Build the new version with:
$ icx -qopenmp -Ofast -xhost -std=c99 -DLIKWID_PERFMON -o ./mfcg $LIKWID_INC ./mfcg-marker.c $LIKWID_LIB -llikwid
or:
$ ifort -qopenmp -Ofast -xhost -o ./mfcg $LIKWID_INC ./mfcg-marker.f90 $LIKWID_LIB -llikwid timingC.o
Test your new version using:
$ likwid-perfctr -C S0:0-12 -g MEM_DP -m ./mfcg 8000 20000
Does the hot spot loop and the applyStencil loop run according to your Roofline prediction? Validate your model by checking your data traffic volume prediction. Hint: The size of one vector in the code is the product of the two command line arguments; the number of times your hotspot loop is executed is given in the likwid-perfctr output. You can take it from there )

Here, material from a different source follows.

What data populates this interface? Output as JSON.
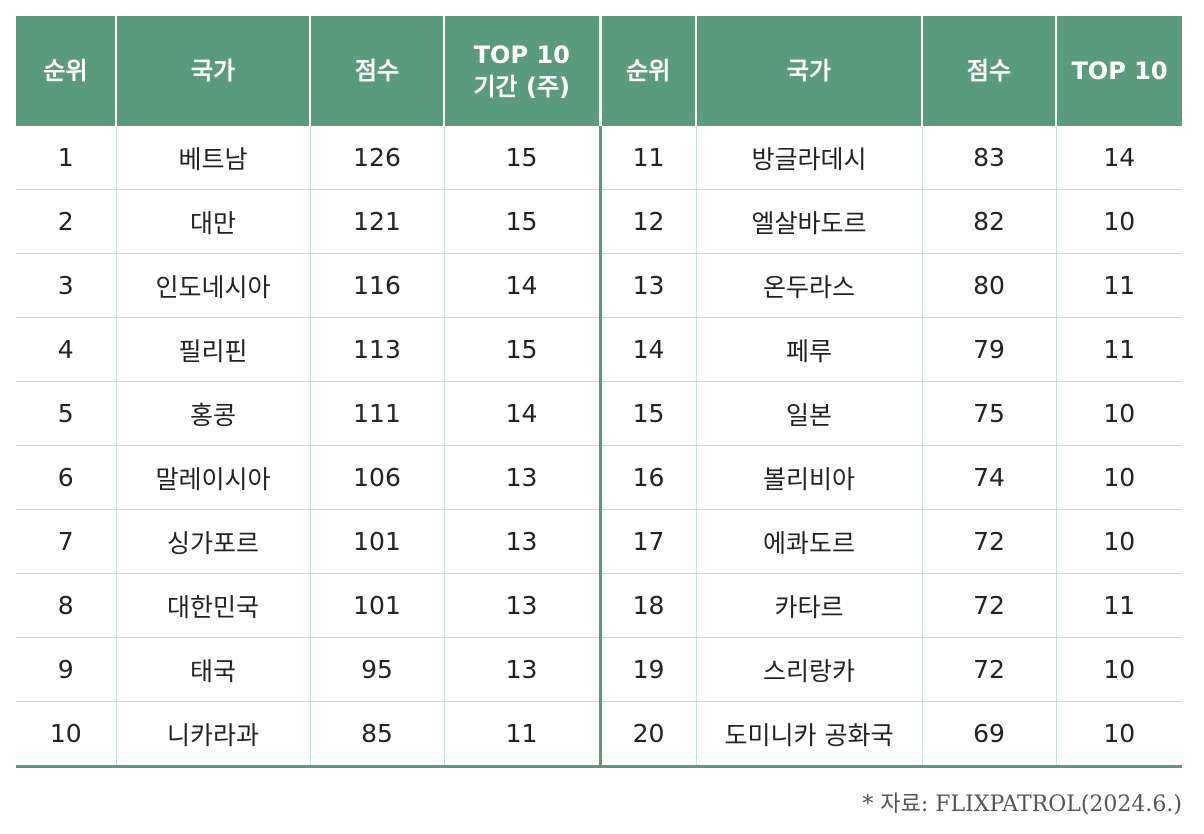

If you have the time you can continue the analysis with the other important loops in the code. Does your code's performance scale from one ccNUMA domain to two, four, and eight (a full node)?
Analysis, Optimization, and Validation
Can you think of an optimization that would improve the performance of the entire algorithm? Think about what the overall bottleneck is and how you can reduce the "pressure" on this bottleneck.
You don't have to go all the way with this. Implement something of which you know it will improve performance. Try to validate the effect with measurements.